Abstract:The discovery of pressure-induced superconductivity in two- and three-layer Ruddlesden-Popper nickelates has generated significant interest in these materials as a platform for unconventional superconductivity. While their ground state exhibits magnetism, a direct determination of their magnetic structure remains elusive. Understanding this aspect is crucial, as magnetism may play a role in the pairing mechanism of superconductivity in these compounds. We resolve the magnetic structures of the bilayer (2222) polymorphs of La3Ni2O7 and La2PrNi2O7 using neutron powder diffraction (NPD) and muon-spin rotation/relaxation (muSR).

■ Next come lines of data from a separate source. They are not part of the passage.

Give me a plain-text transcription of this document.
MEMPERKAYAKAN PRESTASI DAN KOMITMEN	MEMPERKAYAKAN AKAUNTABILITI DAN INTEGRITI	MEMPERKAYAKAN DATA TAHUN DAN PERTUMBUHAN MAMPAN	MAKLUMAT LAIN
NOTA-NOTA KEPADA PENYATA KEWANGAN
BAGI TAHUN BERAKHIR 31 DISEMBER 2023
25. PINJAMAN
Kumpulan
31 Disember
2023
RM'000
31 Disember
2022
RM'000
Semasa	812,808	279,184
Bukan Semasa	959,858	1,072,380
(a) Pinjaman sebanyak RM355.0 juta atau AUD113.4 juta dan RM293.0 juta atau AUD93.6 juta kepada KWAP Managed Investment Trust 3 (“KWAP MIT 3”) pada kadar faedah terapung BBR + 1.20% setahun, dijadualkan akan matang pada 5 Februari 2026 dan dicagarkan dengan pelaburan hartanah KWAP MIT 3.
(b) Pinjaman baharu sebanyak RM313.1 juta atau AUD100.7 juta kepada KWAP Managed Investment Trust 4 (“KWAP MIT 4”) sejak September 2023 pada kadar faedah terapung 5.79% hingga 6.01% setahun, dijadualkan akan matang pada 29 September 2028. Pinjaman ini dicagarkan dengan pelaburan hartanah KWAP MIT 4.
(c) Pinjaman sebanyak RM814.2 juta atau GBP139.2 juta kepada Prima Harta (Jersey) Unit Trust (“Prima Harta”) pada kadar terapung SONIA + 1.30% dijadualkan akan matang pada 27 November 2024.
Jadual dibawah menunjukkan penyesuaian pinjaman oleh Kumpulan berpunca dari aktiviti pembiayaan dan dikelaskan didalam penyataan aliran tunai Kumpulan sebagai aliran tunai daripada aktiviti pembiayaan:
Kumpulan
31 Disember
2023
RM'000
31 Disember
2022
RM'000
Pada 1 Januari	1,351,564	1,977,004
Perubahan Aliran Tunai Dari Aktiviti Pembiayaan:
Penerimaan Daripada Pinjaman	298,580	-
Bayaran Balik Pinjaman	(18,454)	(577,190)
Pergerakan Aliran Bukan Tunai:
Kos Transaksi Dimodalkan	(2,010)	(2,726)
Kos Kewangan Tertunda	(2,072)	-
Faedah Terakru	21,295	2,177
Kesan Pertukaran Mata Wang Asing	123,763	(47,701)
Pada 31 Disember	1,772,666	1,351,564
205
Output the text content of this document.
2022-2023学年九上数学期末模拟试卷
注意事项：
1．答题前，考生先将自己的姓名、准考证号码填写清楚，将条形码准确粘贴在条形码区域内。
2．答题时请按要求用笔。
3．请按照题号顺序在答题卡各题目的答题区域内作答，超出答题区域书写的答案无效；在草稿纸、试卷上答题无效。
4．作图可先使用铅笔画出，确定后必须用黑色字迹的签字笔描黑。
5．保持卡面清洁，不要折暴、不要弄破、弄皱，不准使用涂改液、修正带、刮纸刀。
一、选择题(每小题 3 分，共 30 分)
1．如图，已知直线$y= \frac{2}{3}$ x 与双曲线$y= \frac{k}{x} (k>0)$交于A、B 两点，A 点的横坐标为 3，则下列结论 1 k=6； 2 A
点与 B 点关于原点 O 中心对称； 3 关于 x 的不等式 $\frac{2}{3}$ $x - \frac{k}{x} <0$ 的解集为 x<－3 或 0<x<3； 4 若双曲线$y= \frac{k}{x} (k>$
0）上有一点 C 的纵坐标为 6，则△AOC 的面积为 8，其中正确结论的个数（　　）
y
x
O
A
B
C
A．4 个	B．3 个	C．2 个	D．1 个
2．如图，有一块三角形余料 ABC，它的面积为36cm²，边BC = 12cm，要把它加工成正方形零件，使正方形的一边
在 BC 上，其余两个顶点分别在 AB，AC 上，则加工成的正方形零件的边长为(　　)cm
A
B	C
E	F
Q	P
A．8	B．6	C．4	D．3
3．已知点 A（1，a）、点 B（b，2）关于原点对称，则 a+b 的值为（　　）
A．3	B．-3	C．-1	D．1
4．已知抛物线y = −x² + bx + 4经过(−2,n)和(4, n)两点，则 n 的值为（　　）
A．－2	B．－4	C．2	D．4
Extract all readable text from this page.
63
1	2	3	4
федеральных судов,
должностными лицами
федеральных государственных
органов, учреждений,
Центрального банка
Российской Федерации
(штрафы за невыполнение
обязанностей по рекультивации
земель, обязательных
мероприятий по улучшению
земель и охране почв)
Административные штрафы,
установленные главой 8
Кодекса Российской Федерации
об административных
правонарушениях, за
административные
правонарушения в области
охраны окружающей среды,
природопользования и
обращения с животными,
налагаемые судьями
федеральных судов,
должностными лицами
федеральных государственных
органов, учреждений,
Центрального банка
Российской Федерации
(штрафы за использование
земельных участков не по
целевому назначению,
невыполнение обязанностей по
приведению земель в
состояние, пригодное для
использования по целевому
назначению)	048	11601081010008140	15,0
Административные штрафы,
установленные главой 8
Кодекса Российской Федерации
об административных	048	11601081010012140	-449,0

Magnetic neutron scattering appears below approximately 150 K in both compounds and is observed at the (qx, 1/2, 0) position, with qx = 0 and 1/2 for La3Ni2O7 and qx = 0 for La2PrNi2O7. Within a single layer, alternating low (0.05 - 0.075 muB) and high (0.66 muB) magnetic moment stripes form. These layers stack antiferromagnetically along the c-direction to form bilayers. The presence of two propagation vectors (qx = 0 and 1/2) in undoped La3Ni2O7 suggests the coexistence of two magnetic stacking polymorphs within a single crystallographic phase. The muSR spectra further confirm these magnetic structures. Our findings provide a detailed understanding of the magnetic ground state in bilayer nickelates, offering insights into possible precursor states that may influence the emergence of superconductivity in these materials.